Consumer inflation kept an upward trend in February
2015, recording a marginal increase of 16.5 percent from 16.4 percent in the
previous month on the back of upturns in the price of utilities, housing and
fuels, the Ghana Statistical Services has said.
The latest inflation figure, which is a 0.1 percentage
points higher than the previous month’s, pushes it further away from the
end-of-year inflation target of 11.5 percent -- plus or minus two percent.
Fast growth in the economy driven by exports of gold,
cocoa and oil has been undermined by fiscal problems including a rising budget
deficit and the cedi's rapid decline.
Government is expected to cut its expenditure and
implement a slew of International Monetary Fund (IMF)-inspired rationalisation
measures for 2015, as part of a broader package of reforms to transform the
economy and restore fiscal stability.
A tight stance in the 2015 wage negotiations is part
of broader measures by government to exert control on its fiscal exigencies,
which has an overall goal of cutting the wage-to-tax revenue ratio to 35
percent by 2017.
Once again, efforts being made to check inefficiencies
and leakages in the public sector payroll system are expected to be
highlighted.
Government previously planned to spend GH¢42billion
this year on the assumption that crude oil would trade at least for US$90 per
barrel, and the rapid fall in the price of the commodity could potentially
stall government’s fiscal deficit target of 6.5 percent of GDP.
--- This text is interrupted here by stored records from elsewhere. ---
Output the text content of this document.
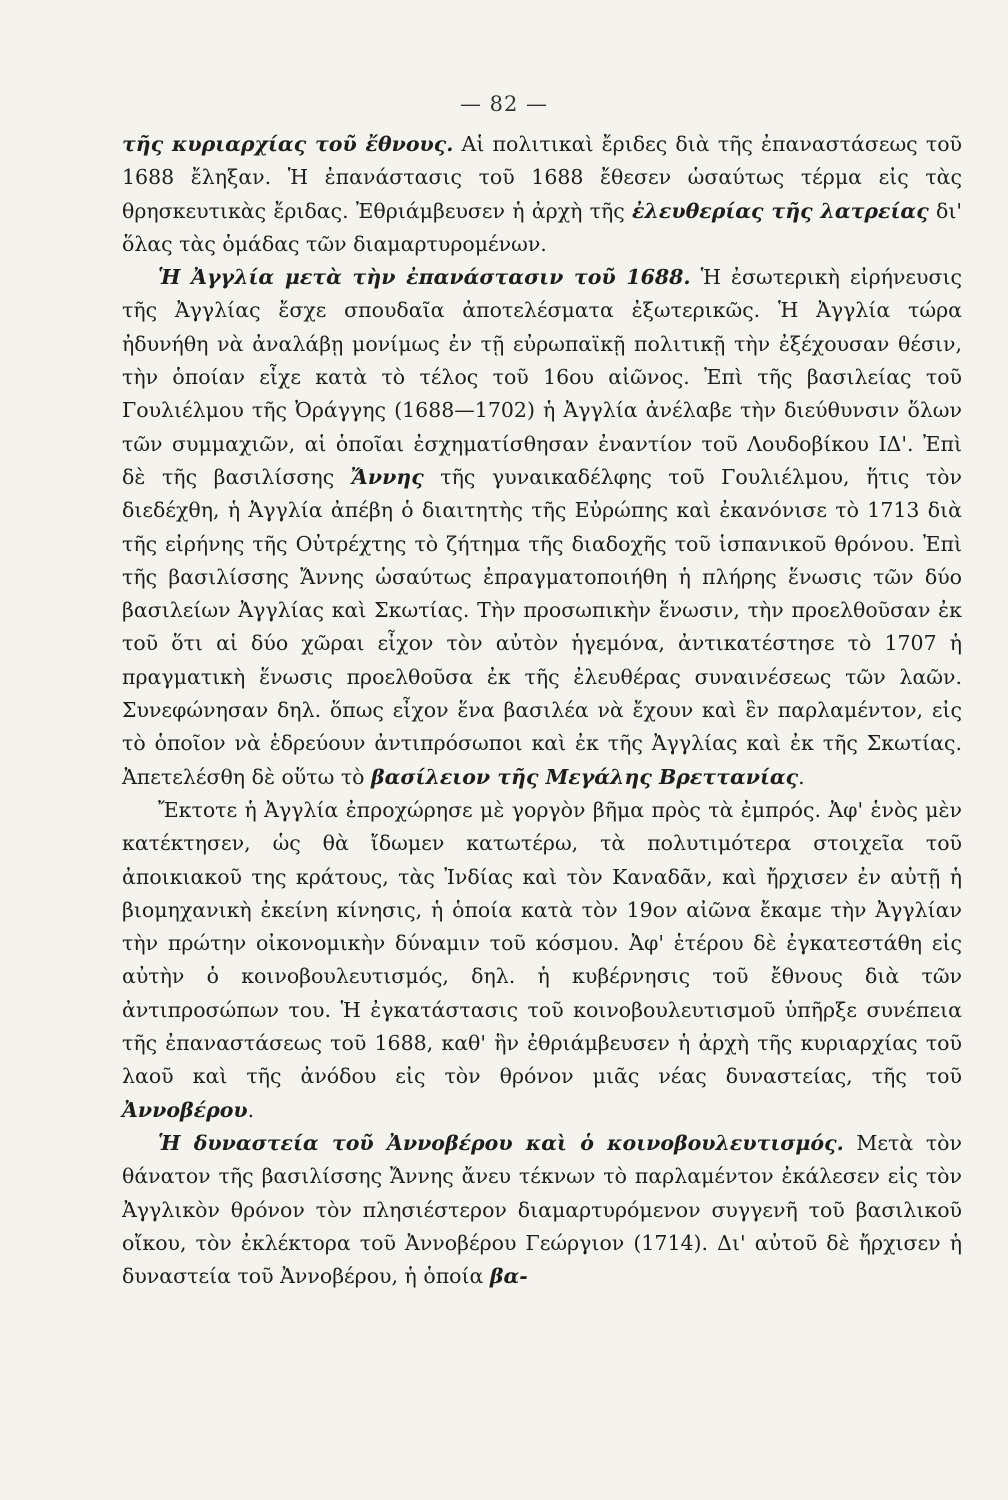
— 82 —

τῆς κυριαρχίας τοῦ ἔθνους. Αἱ πολιτικαὶ ἔριδες διὰ τῆς ἐπαναστάσεως τοῦ 1688 ἔληξαν. Ἡ ἐπανάστασις τοῦ 1688 ἔθεσεν ὡσαύτως τέρμα εἰς τὰς θρησκευτικὰς ἔριδας. Ἐθριάμβευσεν ἡ ἀρχὴ τῆς ἐλευθερίας τῆς λατρείας δι' ὅλας τὰς ὁμάδας τῶν διαμαρτυρομένων.

Ἡ Ἀγγλία μετὰ τὴν ἐπανάστασιν τοῦ 1688. Ἡ ἐσωτερικὴ εἰρήνευσις τῆς Ἀγγλίας ἔσχε σπουδαῖα ἀποτελέσματα ἐξωτερικῶς. Ἡ Ἀγγλία τώρα ἠδυνήθη νὰ ἀναλάβῃ μονίμως ἐν τῇ εὐρωπαϊκῇ πολιτικῇ τὴν ἐξέχουσαν θέσιν, τὴν ὁποίαν εἶχε κατὰ τὸ τέλος τοῦ 16ου αἰῶνος. Ἐπὶ τῆς βασιλείας τοῦ Γουλιέλμου τῆς Ὀράγγης (1688—1702) ἡ Ἀγγλία ἀνέλαβε τὴν διεύθυνσιν ὅλων τῶν συμμαχιῶν, αἱ ὁποῖαι ἐσχηματίσθησαν ἐναντίον τοῦ Λουδοβίκου ΙΔ'. Ἐπὶ δὲ τῆς βασιλίσσης Ἄννης τῆς γυναικαδέλφης τοῦ Γουλιέλμου, ἥτις τὸν διεδέχθη, ἡ Ἀγγλία ἀπέβη ὁ διαιτητὴς τῆς Εὐρώπης καὶ ἐκανόνισε τὸ 1713 διὰ τῆς εἰρήνης τῆς Οὐτρέχτης τὸ ζήτημα τῆς διαδοχῆς τοῦ ἱσπανικοῦ θρόνου. Ἐπὶ τῆς βασιλίσσης Ἄννης ὡσαύτως ἐπραγματοποιήθη ἡ πλήρης ἕνωσις τῶν δύο βασιλείων Ἀγγλίας καὶ Σκωτίας. Τὴν προσωπικὴν ἕνωσιν, τὴν προελθοῦσαν ἐκ τοῦ ὅτι αἱ δύο χῶραι εἶχον τὸν αὐτὸν ἡγεμόνα, ἀντικατέστησε τὸ 1707 ἡ πραγματικὴ ἕνωσις προελθοῦσα ἐκ τῆς ἐλευθέρας συναινέσεως τῶν λαῶν. Συνεφώνησαν δηλ. ὅπως εἶχον ἕνα βασιλέα νὰ ἔχουν καὶ ἓν παρλαμέντον, εἰς τὸ ὁποῖον νὰ ἑδρεύουν ἀντιπρόσωποι καὶ ἐκ τῆς Ἀγγλίας καὶ ἐκ τῆς Σκωτίας. Ἀπετελέσθη δὲ οὕτω τὸ βασίλειον τῆς Μεγάλης Βρεττανίας.

Ἔκτοτε ἡ Ἀγγλία ἐπροχώρησε μὲ γοργὸν βῆμα πρὸς τὰ ἐμπρός. Ἀφ' ἑνὸς μὲν κατέκτησεν, ὡς θὰ ἴδωμεν κατωτέρω, τὰ πολυτιμότερα στοιχεῖα τοῦ ἀποικιακοῦ της κράτους, τὰς Ἰνδίας καὶ τὸν Καναδᾶν, καὶ ἤρχισεν ἐν αὐτῇ ἡ βιομηχανικὴ ἐκείνη κίνησις, ἡ ὁποία κατὰ τὸν 19ον αἰῶνα ἔκαμε τὴν Ἀγγλίαν τὴν πρώτην οἰκονομικὴν δύναμιν τοῦ κόσμου. Ἀφ' ἑτέρου δὲ ἐγκατεστάθη εἰς αὐτὴν ὁ κοινοβουλευτισμός, δηλ. ἡ κυβέρνησις τοῦ ἔθνους διὰ τῶν ἀντιπροσώπων του. Ἡ ἐγκατάστασις τοῦ κοινοβουλευτισμοῦ ὑπῆρξε συνέπεια τῆς ἐπαναστάσεως τοῦ 1688, καθ' ἣν ἐθριάμβευσεν ἡ ἀρχὴ τῆς κυριαρχίας τοῦ λαοῦ καὶ τῆς ἀνόδου εἰς τὸν θρόνον μιᾶς νέας δυναστείας, τῆς τοῦ Ἀννοβέρου.

Ἡ δυναστεία τοῦ Ἀννοβέρου καὶ ὁ κοινοβουλευτισμός. Μετὰ τὸν θάνατον τῆς βασιλίσσης Ἄννης ἄνευ τέκνων τὸ παρλαμέντον ἐκάλεσεν εἰς τὸν Ἀγγλικὸν θρόνον τὸν πλησιέστερον διαμαρτυρόμενον συγγενῆ τοῦ βασιλικοῦ οἴκου, τὸν ἐκλέκτορα τοῦ Ἀννοβέρου Γεώργιον (1714). Δι' αὐτοῦ δὲ ἤρχισεν ἡ δυναστεία τοῦ Ἀννοβέρου, ἡ ὁποία βα-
Dr. Philomena Nyarko, Government Statistician speaking
at a media interaction in Accra, said the monthly change rate for February was
1.2 percent, compared to 3.4 percent recorded for January 2014.
Dr. Nyarko
explained that the year-on-year non-food inflation rate for February 2015 was
23.0 percent, which is the same as that recorded for January 2015.
She added
that the year-on-year food inflation rate for February 2015 was 7 percent, an
increase of 0.1 percentage point from the 6.9 percent recorded for January 2015,
with the main price-drivers being mineral water, soft drinks, fruit and vegetable
juice, coffee, tea and cocoa, food products, sugar, jam, honey, chocolate and
confectionery, meat, milk, cheese and eggs, and cereals.
“The
year-on-year inflation rate for imported items stood at 22.5 percent, more than
one and half times higher than the inflation rate for locally produced items,”
she added.
Dr. Nyarko
said four regions -- Central, Volta, Upper East and Ashanti -- recorded
inflation rates higher than the national average of 16.5 percent, and that
Northern Region recorded the same inflation rate as the national average.
The Central Region
recorded the highest regional year-on-year inflation rate at 20.0 percent,
while the Upper West Region recorded the lowest of 13.3 percent.